A few years ago, Utah voters made it crystal clear how they wanted the state’s political boundaries to be redrawn when they passed Proposition 4: We wanted a process that produced fair maps, gave all Utah voters a voice and wasn’t driven by politics or self-preservation.
If we hoped for a pony, what we got was a big pile of … well, it wasn’t a pony.
If you ask Better Boundaries, the group behind the ballot initiative that gave us an independent redistricting commission, there is plenty of fault to go around.
Specifically, Better Boundaries gave failing grades to 20 lawmakers in 39 districts where voters supported the ballot measure, only to have their elected representatives ignore the will of constituents and the work of the independent commission in favor of maps that were drawn in secret, split communities of interest and drew safe districts for themselves.
Notably, the failing grades weren’t reserved mostly for the Republicans who controlled the process, while six Democrats also got failing grades.
“Unfortunately — and we see this across the country — it’s really not a partisan issue,” said Better Boundaries executive director Katie Wright. “It has been something that Better Boundaries said from the beginning, is that lawmakers are conflicted when drawing boundaries. They have self-interest in the process.”
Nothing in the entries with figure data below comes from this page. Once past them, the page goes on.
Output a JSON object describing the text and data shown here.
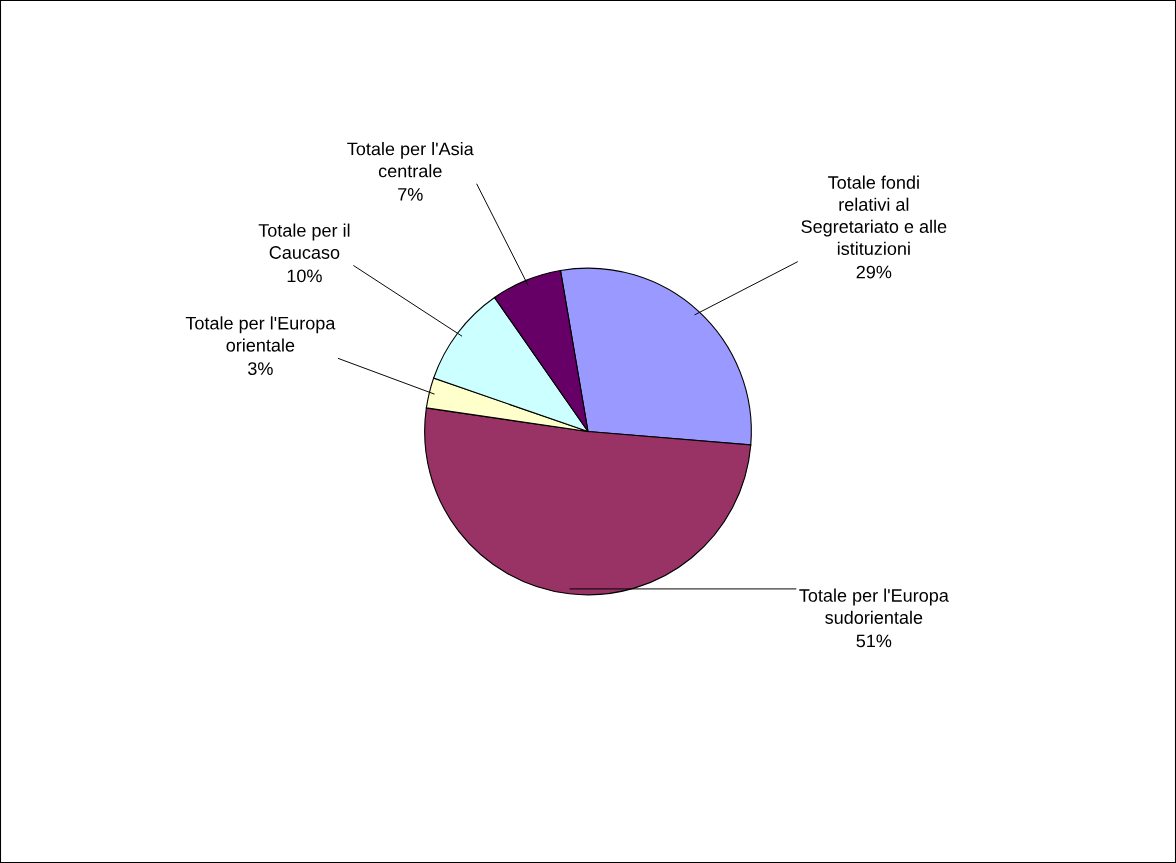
{
  "chart_data": {
    "type": "pie",
    "categories": [
      "Totale fondi\nrelativi al\nSegretariato e alle\nistituzioni",
      "Totale per l'Europa\nsudorientale",
      "Totale per l'Europa\norientale",
      "Totale per il\nCaucaso",
      "Totale per l'Asia\ncentrale"
    ],
    "values": [
      29,
      51,
      3,
      10,
      7
    ],
    "value_labels": [
      "29%",
      "51%",
      "3%",
      "10%",
      "7%"
    ],
    "colors": [
      "#9999ff",
      "#993366",
      "#ffffcc",
      "#ccffff",
      "#660066"
    ]
  }
}
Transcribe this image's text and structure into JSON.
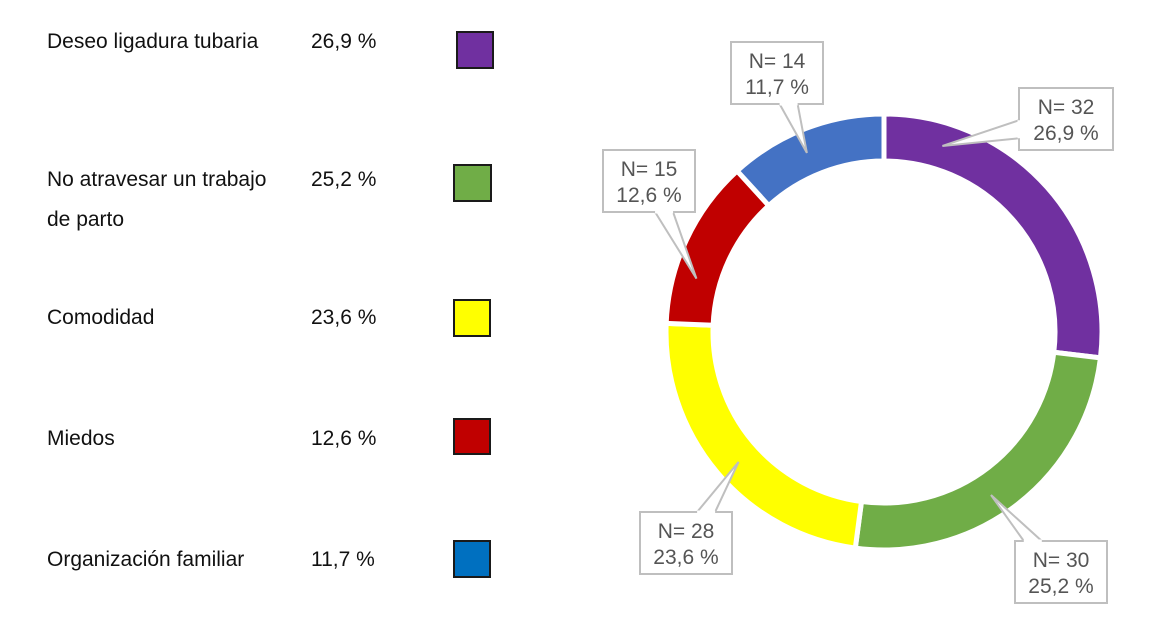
{
  "legend": {
    "items": [
      {
        "label": "Deseo ligadura tubaria",
        "percent": "26,9 %",
        "color": "#7030A0"
      },
      {
        "label": "No atravesar un trabajo de parto",
        "percent": "25,2 %",
        "color": "#70AD47"
      },
      {
        "label": "Comodidad",
        "percent": "23,6 %",
        "color": "#FFFF00"
      },
      {
        "label": "Miedos",
        "percent": "12,6 %",
        "color": "#C00000"
      },
      {
        "label": "Organización familiar",
        "percent": "11,7 %",
        "color": "#0070C0"
      }
    ]
  },
  "chart_data": {
    "type": "pie",
    "variant": "donut",
    "slices": [
      {
        "label": "Deseo ligadura tubaria",
        "n": 32,
        "n_label": "N= 32",
        "percent": 26.9,
        "percent_label": "26,9 %",
        "color": "#7030A0"
      },
      {
        "label": "No atravesar un trabajo de parto",
        "n": 30,
        "n_label": "N= 30",
        "percent": 25.2,
        "percent_label": "25,2 %",
        "color": "#70AD47"
      },
      {
        "label": "Comodidad",
        "n": 28,
        "n_label": "N= 28",
        "percent": 23.6,
        "percent_label": "23,6 %",
        "color": "#FFFF00"
      },
      {
        "label": "Miedos",
        "n": 15,
        "n_label": "N= 15",
        "percent": 12.6,
        "percent_label": "12,6 %",
        "color": "#C00000"
      },
      {
        "label": "Organización familiar",
        "n": 14,
        "n_label": "N= 14",
        "percent": 11.7,
        "percent_label": "11,7 %",
        "color": "#4472C4"
      }
    ],
    "legend_placement": "left"
  }
}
It’s a valid point. This was the third redistricting process I’ve covered and every time Democrats are basically packed into part of Salt Lake County and allowed to carve up that turf — and they go along with it. Republicans get the rest of the state and we end up with districts where incumbents get re-elected by margins usually not seen outside of North Korea.
But easy wins come at the expense of competing ideas and any accountability for either party and democracy suffers.
In his last five elections, House Minority Leader Brian King — one of the Democrats who got an “F” grade — has run unopposed for his Salt Lake City seat three times and won the two contested elections by an average of nearly 40 points.
But, whether you like the process Republicans put in place or not, he says, participating is not an option.
“I can say, ‘Mr. Speaker, I shall not be part of this tainted process, the people of the State of Utah have spoken and they want an independent redistricting committee and that, by damn, is what they should get,’” King said. “I don’t think I need to tell you that that would not have ended well for me personally, for Democrats in the Legislature and it would not have ended well for the redistricting process.”
“You can castigate me all you want. You can give me four ‘Fs’,” he said. “I have to live within the reality of the state constitutional language and the political reality of — not just being the minority leader — being the super-minority leader.”
King is also correct. Republicans made the decision to ignore voters and pass whatever districts they wanted and, in the process, make it almost impossible to hold them accountable because they’ve rigged the rules of the game.
Better Boundaries can brand as many of them as it wants with failing grades — give them four F’s or forty F’s — and the Republican majority still won’t listen to Utah voters.
So what can be done? One option is to go back to the basics.
You probably remember that after Proposition 4 passed, the Legislature rewrote the language, watering it down considerably.
On Thursday, Sen. Derek Kitchen, D-Salt Lake City, introduced a bill to replace the diluted version with the original language approved by voters, an attempt to give it back some of the teeth the Legislature pulled.
Wright said they negotiated — under the threat of full repeal — in good faith and hoped lawmakers would respect the process.
“When maps were released at 10:30 p.m. Friday by the Legislature’s redistricting commission and approved — against all public input — at 9 p.m. Monday night, we understood there was never an intent to honor that process,” she said. “The negotiation we entered into in good faith was never honored, so we need to go back to the language of Prop. 4.”
Coming so late in the session, and from a Democrat, however, Kitchen’s repeal-and-replace is likely dead on arrival.
So that leaves one option left: Suing the Legislature.
Better Boundaries has received a legal analysis of any potential case, and Wright said the group is taking its time to strategize over the legal team and arguments.
“If we do it, we want to win,” she said.
Once upon a time, a lawsuit seemed like a long shot, but in recent years more and more maps have been struck down. So far, gerrymandered maps in Alaska, Ohio and North Carolina have been thrown out and 30 more cases are pending across the country.
Could Utah courts — unlike its Legislature — actually side with voters? Maybe, maybe not. But the rigged congressional maps are ripe for a challenge and letting them go uncontested means a significant portion of the state will be without meaningful representation in Congress for at least the next 10 years. The courts are the only option to right that wrong.